The script also retokenizes generated text with the configured tokenizer and reports “retokenized” counts.

JSONL output format#

When --output-file is set, one JSON object is appended per run. Base fields:

  • Arguments summary: backend, dataset, request_rate, max_concurrency, etc.

  • Duration and totals: completed, total_input_tokens, total_output_tokens, retokenized totals

  • Throughputs and latency statistics as printed in the console

  • accept_length when available (sglang)

With --output-details, an extended object also includes arrays:

  • input_lens, output_lens

  • ttfts, itls (per request: ITL arrays)
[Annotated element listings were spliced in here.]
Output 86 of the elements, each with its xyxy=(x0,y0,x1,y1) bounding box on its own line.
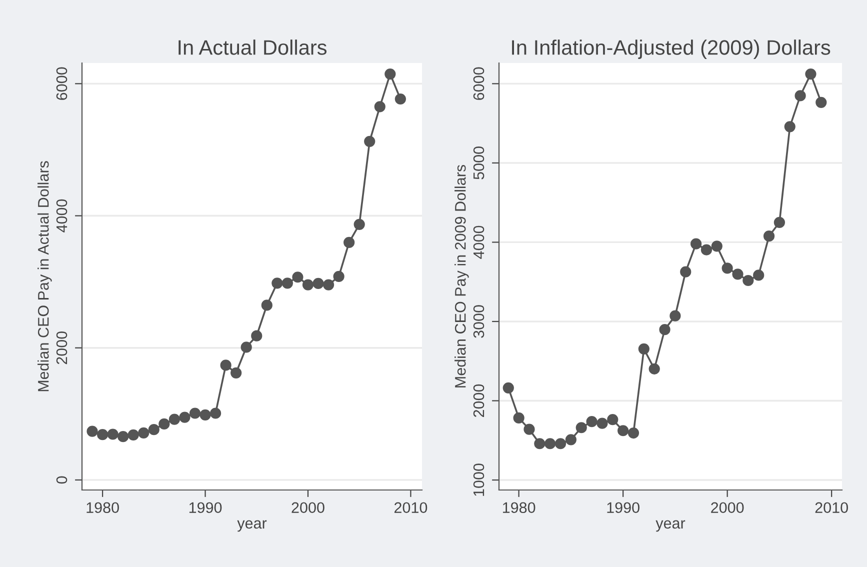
point xyxy=(158,418,170,430)
point xyxy=(344,236,355,248)
x-tick-label: 1980 xyxy=(502,502,536,514)
point xyxy=(648,363,660,374)
point xyxy=(774,216,786,228)
point xyxy=(628,427,640,439)
point xyxy=(524,424,535,435)
point xyxy=(763,230,775,242)
point xyxy=(168,414,180,425)
point xyxy=(794,90,806,102)
point xyxy=(200,409,211,420)
point xyxy=(210,408,222,419)
point xyxy=(816,96,827,108)
point xyxy=(118,431,129,442)
x-tick-label: 1990 xyxy=(189,502,222,514)
point xyxy=(700,244,712,256)
point xyxy=(261,300,272,311)
point xyxy=(576,422,587,434)
y-tick-label: 2000 xyxy=(56,331,68,364)
x-tick-label: 2000 xyxy=(711,502,744,514)
y-tick-label: 2000 xyxy=(473,384,484,417)
point xyxy=(179,412,190,423)
chart-title: In Actual Dollars xyxy=(178,40,327,55)
point xyxy=(394,93,406,105)
point xyxy=(138,427,150,438)
point xyxy=(240,342,252,353)
point xyxy=(596,418,608,429)
point xyxy=(333,270,344,282)
point xyxy=(554,438,566,450)
point xyxy=(753,270,764,281)
point xyxy=(638,343,650,354)
point xyxy=(722,262,733,274)
point xyxy=(607,414,618,426)
x-axis-title: year xyxy=(237,520,267,532)
y-tick-label: 5000 xyxy=(473,146,484,180)
point xyxy=(189,408,201,419)
point xyxy=(805,68,816,80)
x-tick-label: 1990 xyxy=(607,502,640,514)
point xyxy=(586,416,598,428)
point xyxy=(502,382,514,394)
point xyxy=(659,324,670,336)
point xyxy=(618,425,629,436)
y-tick-label: 4000 xyxy=(56,199,68,232)
point xyxy=(220,360,232,371)
point xyxy=(86,426,98,437)
y-axis-title: Median CEO Pay in 2009 Dollars xyxy=(454,164,469,388)
point xyxy=(732,268,744,280)
y-tick-label: 6000 xyxy=(473,67,484,100)
y-tick-label: 0 xyxy=(56,476,68,484)
x-tick-label: 2000 xyxy=(292,502,324,514)
point xyxy=(230,367,242,378)
point xyxy=(251,330,262,342)
point xyxy=(690,238,702,250)
point xyxy=(680,266,692,278)
x-tick-label: 1980 xyxy=(86,502,119,514)
point xyxy=(312,278,324,290)
point xyxy=(384,68,396,80)
point xyxy=(513,412,524,424)
point xyxy=(544,438,556,450)
point xyxy=(292,272,304,283)
point xyxy=(96,429,108,440)
point xyxy=(742,274,754,286)
point xyxy=(272,278,283,289)
x-axis-title: year xyxy=(656,520,686,532)
point xyxy=(534,438,546,450)
point xyxy=(322,279,334,290)
chart-title: In Inflation-Adjusted (2009) Dollars xyxy=(512,40,830,59)
point xyxy=(565,434,576,446)
point xyxy=(670,310,681,322)
y-tick-label: 4000 xyxy=(473,226,484,259)
y-tick-label: 6000 xyxy=(56,67,68,100)
point xyxy=(784,121,796,132)
point xyxy=(302,279,314,290)
y-tick-label: 1000 xyxy=(473,464,484,496)
point xyxy=(354,218,365,230)
point xyxy=(107,428,118,440)
y-tick-label: 3000 xyxy=(473,305,484,338)
y-axis-title: Median CEO Pay in Actual Dollars xyxy=(38,161,52,392)
x-tick-label: 2010 xyxy=(815,502,848,514)
point xyxy=(282,278,293,289)
point xyxy=(711,240,722,252)
point xyxy=(148,424,160,436)
x-tick-label: 2010 xyxy=(394,502,428,514)
point xyxy=(128,429,139,440)
point xyxy=(364,136,376,147)
point xyxy=(374,101,386,112)
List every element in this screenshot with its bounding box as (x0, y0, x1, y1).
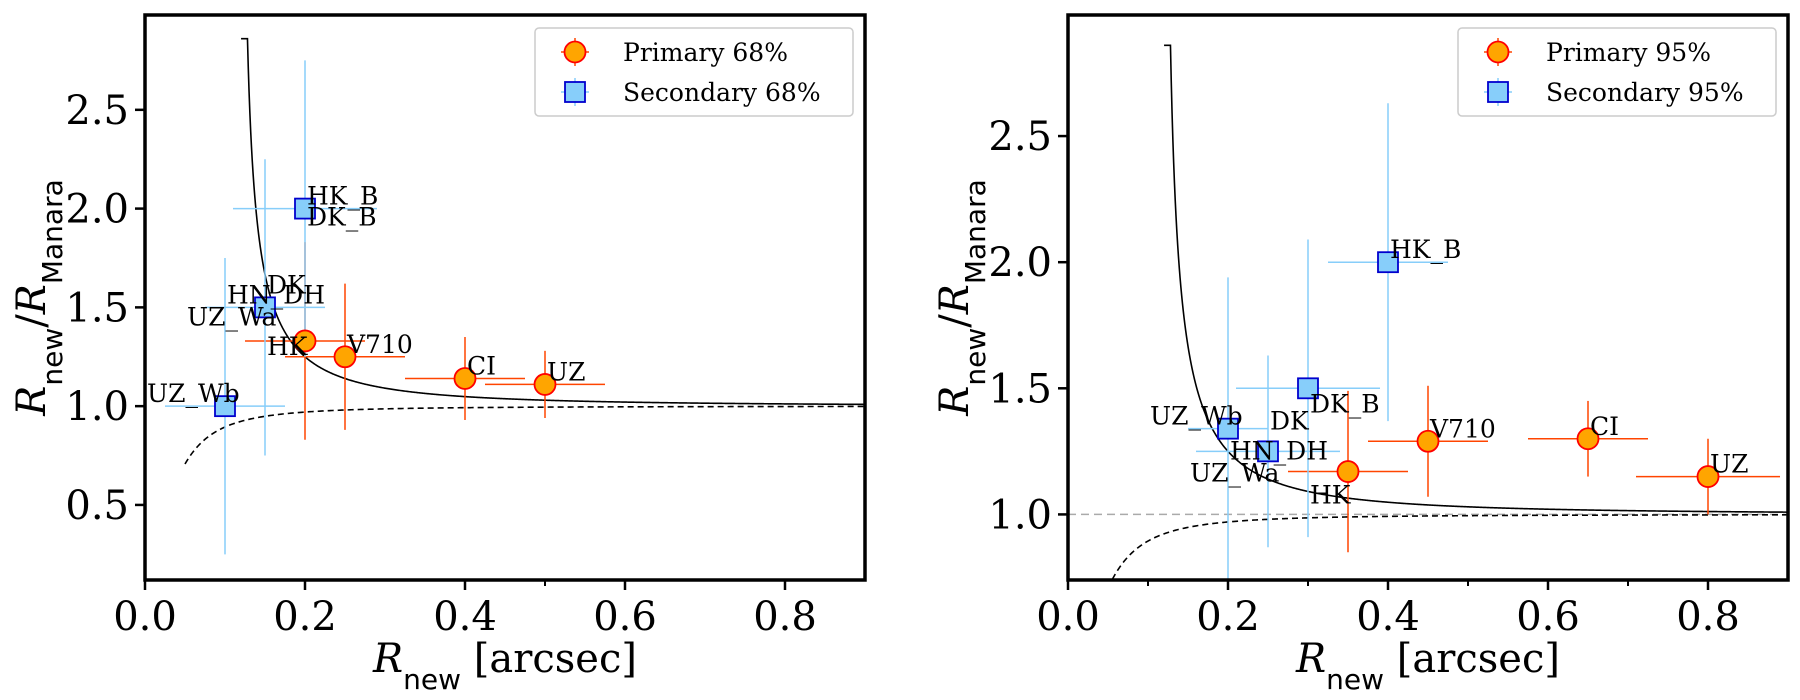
data-point-secondary (214, 395, 236, 418)
axes-frame (1066, 13, 1790, 582)
data-point-secondary (1377, 251, 1399, 274)
x-tick-label: 0.4 (433, 594, 497, 640)
x-tick-label: 0.2 (1196, 594, 1260, 640)
point-label: HN_DH (227, 280, 325, 309)
y-tick-label: 2.5 (988, 114, 1052, 160)
y-tick-label: 2.0 (988, 240, 1052, 286)
point-label: UZ (1710, 450, 1748, 479)
data-point-primary (1416, 429, 1440, 453)
model-curve-dashed (1111, 514, 1787, 580)
point-label: DK_B (307, 203, 377, 232)
x-axis-label: Rnew [arcsec] (1295, 636, 1560, 696)
point-label: CI (1590, 412, 1619, 441)
model-curve-dashed (184, 405, 864, 465)
point-label: HK_B (1390, 235, 1461, 264)
y-tick-label: 1.0 (65, 384, 129, 430)
x-tick-label: 0.2 (273, 594, 337, 640)
x-tick-label: 0.6 (593, 594, 657, 640)
point-label: DK_B (1310, 389, 1380, 418)
data-point-primary (453, 367, 477, 390)
axes-frame (143, 13, 867, 582)
y-axis-label: Rnew/RManara (932, 179, 992, 417)
point-label: HK (1310, 481, 1352, 510)
data-point-primary (1336, 460, 1360, 483)
data-point-secondary (254, 296, 276, 319)
data-point-secondary (1257, 440, 1279, 463)
legend-box (1457, 27, 1777, 117)
point-label: V710 (1429, 414, 1496, 443)
data-point-primary (333, 345, 357, 369)
y-axis-label: Rnew/RManara (9, 179, 69, 417)
point-label: DK (267, 270, 307, 299)
data-point-primary (1576, 427, 1600, 451)
point-label: UZ_Wb (1150, 402, 1243, 431)
point-label: UZ_Wa (1190, 458, 1279, 487)
plot-area (1068, 44, 1788, 580)
y-tick-label: 0.5 (65, 483, 129, 529)
point-label: UZ_Wb (147, 379, 240, 408)
data-point-primary (1696, 465, 1720, 488)
legend-label: Primary 95% (1546, 38, 1711, 67)
point-label: UZ_Wa (187, 302, 276, 331)
data-point-primary (293, 329, 317, 353)
data-point-secondary (294, 197, 316, 220)
point-label: HK (267, 332, 309, 361)
point-label: HK_B (307, 182, 378, 211)
y-tick-label: 2.5 (65, 88, 129, 134)
x-axis-label: Rnew [arcsec] (372, 636, 637, 696)
legend-box (534, 27, 854, 117)
x-tick-label: 0.8 (753, 594, 817, 640)
x-tick-label: 0.4 (1356, 594, 1420, 640)
legend: Primary 95% Secondary 95% (1457, 27, 1777, 117)
point-label: CI (467, 351, 496, 380)
legend-marker-secondary (564, 81, 586, 103)
y-tick-label: 1.5 (988, 366, 1052, 412)
legend-label: Secondary 68% (623, 78, 821, 107)
point-label: HN_DH (1230, 436, 1328, 465)
x-tick-label: 0.6 (1516, 594, 1580, 640)
data-point-primary (533, 373, 557, 396)
data-point-secondary (1217, 417, 1239, 440)
x-tick-label: 0.0 (113, 594, 177, 640)
point-label: V710 (346, 330, 413, 359)
plot-area (165, 37, 865, 555)
data-point-secondary (1297, 377, 1319, 400)
legend-label: Secondary 95% (1546, 78, 1744, 107)
y-tick-label: 1.0 (988, 492, 1052, 538)
y-tick-label: 2.0 (65, 187, 129, 233)
x-tick-label: 0.0 (1036, 594, 1100, 640)
y-tick-label: 1.5 (65, 285, 129, 331)
x-tick-label: 0.8 (1676, 594, 1740, 640)
legend-marker-primary (1486, 40, 1510, 64)
legend-marker-secondary (1487, 81, 1509, 103)
legend-label: Primary 68% (623, 38, 788, 67)
point-label: DK (1270, 406, 1310, 435)
point-label: UZ (547, 357, 585, 386)
legend: Primary 68% Secondary 68% (534, 27, 854, 117)
legend-marker-primary (563, 40, 587, 64)
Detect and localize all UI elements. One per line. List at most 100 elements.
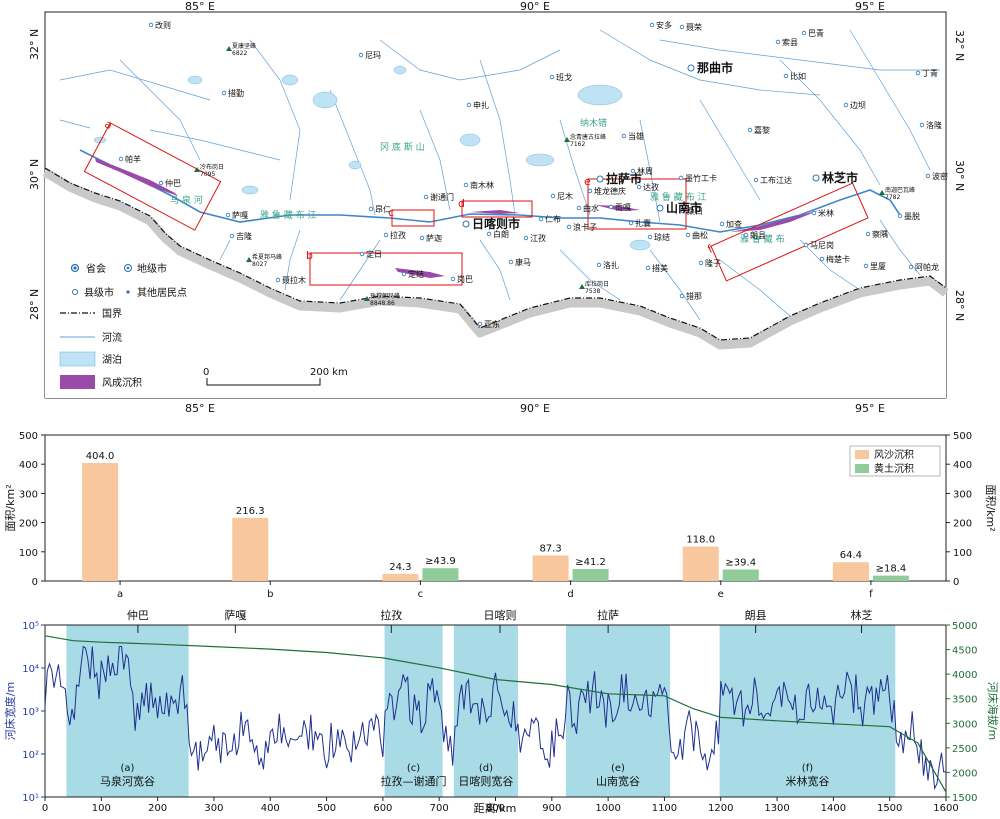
bar-sand-d bbox=[532, 555, 569, 581]
lakes bbox=[93, 65, 651, 251]
outside-border-area bbox=[45, 170, 946, 398]
county-label: 聂荣 bbox=[686, 22, 702, 32]
profile-axes: 0 100 200 300 400 500 600 700 800 900 1000 1100 1200… bbox=[22, 621, 977, 814]
yarlung-tsangpo-river bbox=[79, 149, 901, 233]
bar-chart: 0 0 100 100 200 200 300 300 400 400 500 500 a b c d e f 4… bbox=[4, 431, 997, 600]
county-label: 安多 bbox=[656, 20, 672, 30]
place-label: 仲巴 bbox=[127, 608, 149, 622]
bar-sand-label-f: 64.4 bbox=[840, 550, 862, 561]
county-label: 措美 bbox=[652, 263, 668, 273]
prefecture-label: 林芝市 bbox=[822, 170, 858, 185]
bar-loess-label-d: ≥41.2 bbox=[575, 557, 606, 568]
county-label: 扎囊 bbox=[635, 218, 651, 228]
study-box-label-b: b bbox=[306, 249, 313, 262]
profile-x-tick: 800 bbox=[486, 803, 505, 814]
profile-x-tick: 900 bbox=[542, 803, 561, 814]
county-marker bbox=[158, 180, 164, 186]
county-marker bbox=[743, 232, 749, 238]
county-label: 尼玛 bbox=[365, 51, 381, 60]
county-marker bbox=[508, 259, 514, 265]
county-label: 仲巴 bbox=[165, 178, 181, 188]
bar-x-tick: d bbox=[567, 589, 573, 600]
prefecture-label: 日喀则市 bbox=[472, 216, 520, 231]
peak-label: 珠穆朗玛峰 8848.86 bbox=[370, 292, 400, 307]
county-marker bbox=[423, 194, 429, 200]
map-panel: 马 泉 河 雅 鲁 藏 布 江 雅 鲁 藏 布 江 纳木错 冈 底 斯 山 雅 … bbox=[28, 0, 966, 415]
profile-x-tick: 1100 bbox=[652, 803, 677, 814]
lat-label-32-left: 32° N bbox=[28, 29, 41, 60]
legend-county: 县级市 bbox=[84, 286, 114, 299]
bar-loess-e bbox=[722, 569, 759, 581]
bar-legend: 风沙沉积 黄土沉积 bbox=[849, 445, 941, 477]
county-label: 萨迦 bbox=[426, 233, 442, 243]
valley-id-label: (f) bbox=[802, 763, 813, 774]
legend-river: 河流 bbox=[102, 331, 122, 344]
valley-id-label: (c) bbox=[407, 763, 420, 774]
county-marker bbox=[550, 193, 556, 199]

  • generated_texts, errors

End-to-end examples#

  1. sglang native /generate (streaming):

python3 -m sglang.bench_serving \
  --backend sglang \
  --host 127.0.0.1 --port 30000 \
  --model meta-llama/Llama-3.1-8B-Instruct \
  --dataset-name random \
  --random-input-len 1024 --random-output-len 1024 --random-range-ratio 0.5 \
  --num-prompts 2000 \
  --request-rate 100 \
  --max-concurrency 512 \
  --output-file sglang_random.jsonl --output-details
  1. OpenAI-compatible Completions (e.g., vLLM):

python3 -m sglang.bench_serving \
  --backend vllm \
  --base-url http://127.0.0.1:8000 \
  --model meta-llama/Llama-3.1-8B-Instruct \
  --dataset-name sharegpt \
  --num-prompts 1000 \
  --sharegpt-output-len 256
  1. OpenAI-compatible Chat Completions (streaming):

python3 -m sglang.bench_serving \
  --backend vllm-chat \
  --base-url http://127.0.0.1:8000 \
  --model meta-llama/Llama-3.1-8B-Instruct \
  --dataset-name random \
  --num-prompts 500 \
  --apply-chat-template
  1. Random images (VLM) with chat template:

python3 -m sglang.bench_serving \
  --backend sglang \
  --host 127.0.0.1 --port 30000 \
  --model your-vlm-model \
  --dataset-name random-image \
  --random-image-num-images 2 \
  --random-image-resolution 720p \
  --random-input-len 128 --random-output-len 256 \
  --num-prompts 200 \
  --apply-chat-template

4a) Random images with custom resolution:

python3 -m sglang.bench_serving \
  --backend sglang \
  --host 127.0.0.1 --port 30000 \
  --model your-vlm-model \
  --dataset-name random-image \
  --random-image-num-images 1 \
  --random-image-resolution 512x768 \
  --random-input-len 64 --random-output-len 128 \
  --num-prompts 100 \
  --apply-chat-template
  1. Generated shared prefix (long system prompts + short questions):

python3 -m sglang.bench_serving \
  --backend sglang \
  --host 127.0.0.1 --port 30000 \
  --model meta-llama/Llama-3.1-8B-Instruct \
  --dataset-name generated-shared-prefix \
  --gsp-num-groups 64 --gsp-prompts-per-group 16 \
  --gsp-system-prompt-len 2048 --gsp-question-len 128 --gsp-output-len 256 \
  --num-prompts 1024
  1. Tokenized prompts (ids) for strict length control (sglang only):

python3 -m sglang.bench_serving \
  --backend sglang \
  --host 127.0.0.1 --port 30000 \
  --model meta-llama/Llama-3.1-8B-Instruct \
  --dataset-name random \
  --tokenize-prompt \
  --random-input-len 2048 --random-output-len 256 --random-range-ratio 0.2
  1. Profiling and cache flush (sglang):

python3 -m sglang.bench_serving \
  --backend sglang \
  --host 127.0.0.1 --port 30000 \
  --model meta-llama/Llama-3.1-8B-Instruct \
  --profile \
  --flush-cache
  1. TensorRT-LLM streaming endpoint:

python3 -m sglang.bench_serving \
  --backend trt \
  --base-url http://127.0.0.1:8000 \
  --model your-trt-llm-model \
  --dataset-name random \
  --num-prompts 100 \
  --disable-ignore-eos

Troubleshooting#

  • All requests failed: verify --backend, server URL/port, --model, and authentication. Check warmup errors printed by the script.

  • Throughput seems too low: adjust --request-rate and --max-concurrency; verify server batch size/scheduling; ensure streaming is enabled if appropriate.

  • Token counts look odd: prefer chat/instruct models with proper chat templates; otherwise tokenization of gibberish may be inconsistent.

  • Random-image/MMMU datasets: ensure you installed extra deps (pillow, datasets, pybase64).

  • Authentication errors (401/403): set OPENAI_API_KEY or disable auth on your server.

Notes#

  • The script raises the file descriptor soft limit (RLIMIT_NOFILE) to help with many concurrent connections.

  • For sglang, /get_server_info is queried post-run to report speculative decoding accept length when available.